First, swim a workout and pay attention to how many dolphin kicks you do off of each wall. Do you do the same number of kicks at the beginning and end of the workout? At the end of a hard set? If your habit is to do zero or one dolphin kick off of each wall you have a starting point to work from. For all future workouts, be mindful about the goal of extending underwaters off of walls and starts. You would like to increase that number to two or more dolphin kicks. Mindful swimming would require that you do a minimum of two dolphin kicks off of each wall every time you leave the wall, no matter how fast or slow you are practicing, or how tired you may be. You must be conscious and in the moment during each turn to make sure that these kicks are performed. You must be mindful throughout multiple practices for these two dolphin kicks to become habit and your new normal. You must retrain your muscle memory so they become automatic.

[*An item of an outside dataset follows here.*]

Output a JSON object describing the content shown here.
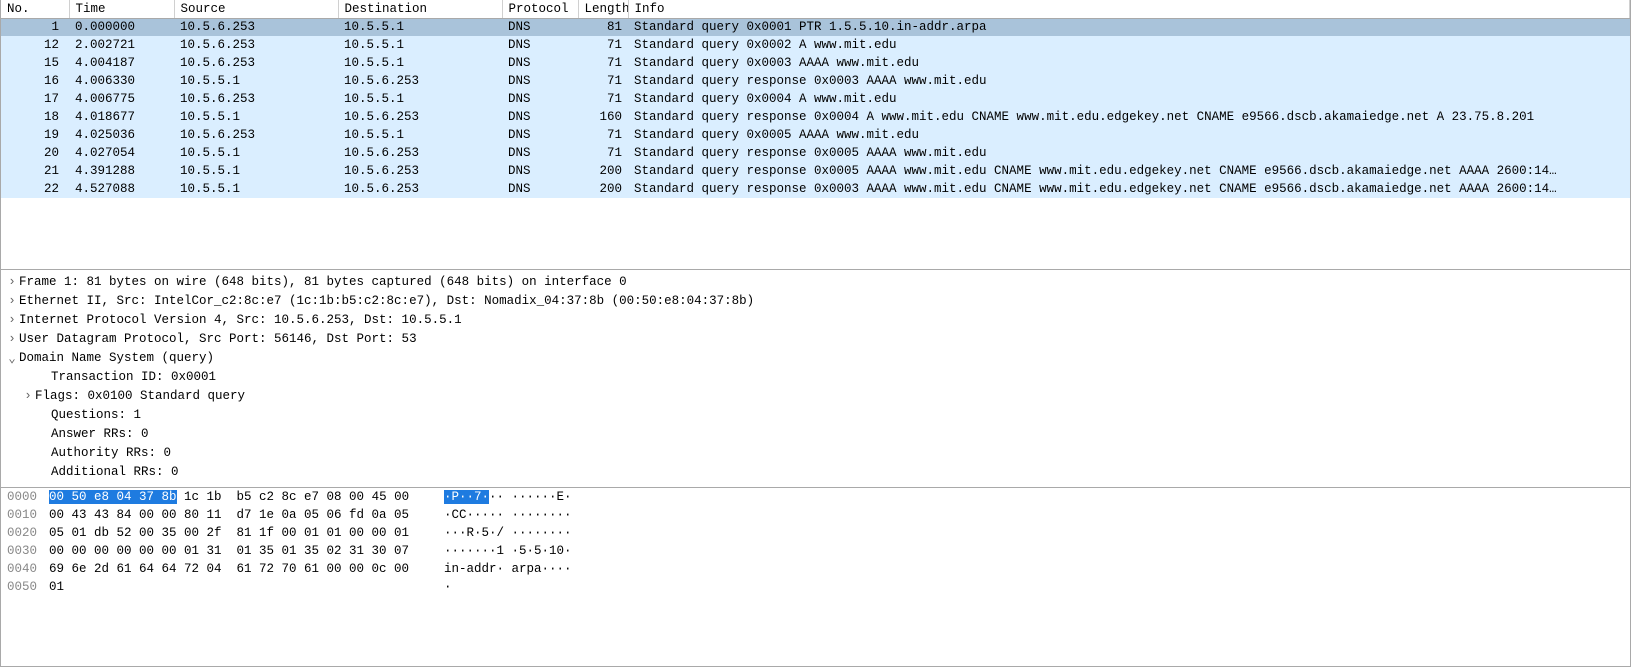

Changing any aspect of your stroke takes mindful swimming but also takes time. You have heard the saying “you have to crawl before you can walk”.  As an example, let’s take your new normal of 2 dolphin kicks. You want to make those kicks more efficient by kicking both ways, up and down. Improving your efficiency requires many practices of slow, mindful swimming by working on the different aspects of the underwater: pushing water in both directions as you kick, not using any part of that kick as a recovery, finishing each stage of that kick. Improving efficiency requires slow swimming and making sure you are doing the technique correctly. If you have access to a coach they can give feedback to ensure that you are performing those kicks to the best of your ability. Have patience and take your time as swimming at speeds too soon may make your new technique revert back to the old bad habits.

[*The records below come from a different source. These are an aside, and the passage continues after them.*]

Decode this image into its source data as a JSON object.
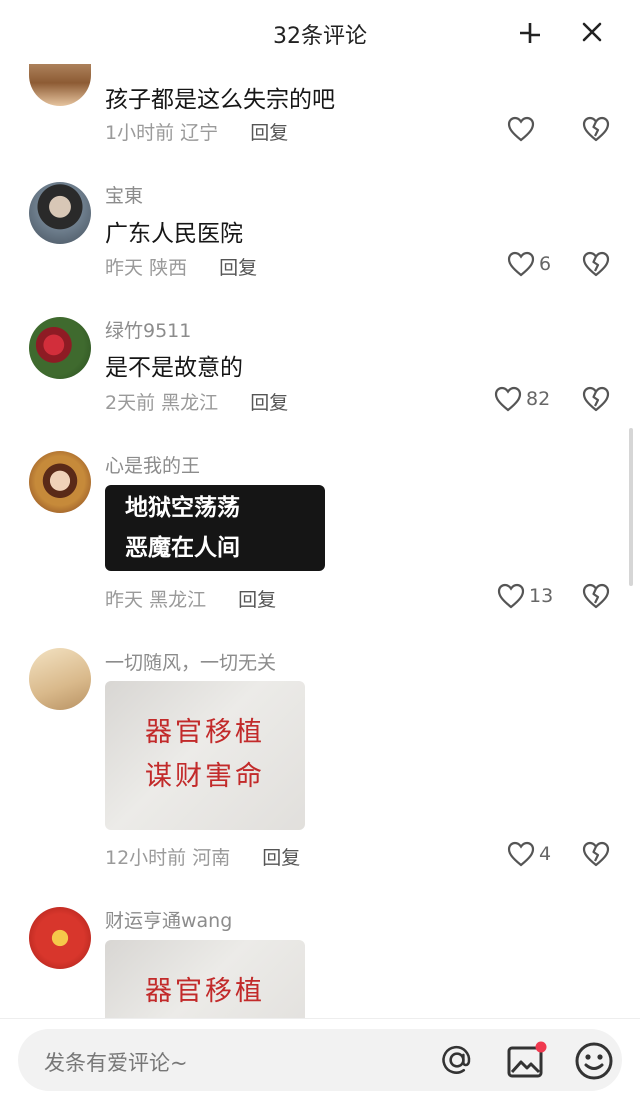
{
  "header": {
    "title": "32条评论"
  },
  "comments": [
    {
      "username": "",
      "text": "孩子都是这么失宗的吧",
      "time": "1小时前",
      "location": "辽宁",
      "reply": "回复",
      "likes": ""
    },
    {
      "username": "宝東",
      "text": "广东人民医院",
      "time": "昨天",
      "location": "陕西",
      "reply": "回复",
      "likes": "6"
    },
    {
      "username": "绿竹9511",
      "text": "是不是故意的",
      "time": "2天前",
      "location": "黑龙江",
      "reply": "回复",
      "likes": "82"
    },
    {
      "username": "心是我的王",
      "image_lines": [
        "地狱空荡荡",
        "恶魔在人间"
      ],
      "time": "昨天",
      "location": "黑龙江",
      "reply": "回复",
      "likes": "13"
    },
    {
      "username": "一切随风，一切无关",
      "image_lines": [
        "器官移植",
        "谋财害命"
      ],
      "time": "12小时前",
      "location": "河南",
      "reply": "回复",
      "likes": "4"
    },
    {
      "username": "财运亨通wang",
      "image_lines": [
        "器官移植"
      ]
    }
  ],
  "input": {
    "placeholder": "发条有爱评论~"
  },
  "colors": {
    "accent_dot": "#f0394f",
    "text": "#161616",
    "meta": "#9a9a9a"
  },
  "icons": [
    "collapse-icon",
    "close-icon",
    "heart-icon",
    "dislike-heart-icon",
    "at-icon",
    "image-icon",
    "emoji-icon"
  ]
}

Mindful swimming will help you improve any aspect of your swimming from a better streamline, to improving high elbow in a stroke, to simply get more out of each workout. New habits will form with repetitive, mindful swimming. Improving individual strokes or certain aspects of a race requires that you be present in your swimming.  Mindful swimming requires that you are actively engaged in your training putting forth your best effort. Making a conscious effort to review and improve each aspect of your stroke and race is the best way to improve your technique, making your swimming become more effortless. Even elite athletes in the sport work constantly to improve efficiency in swimming. We set goals, shoot for time standards, and/or tackle certain events that we thought impossible. Mindful swimming will help you achieve these goals.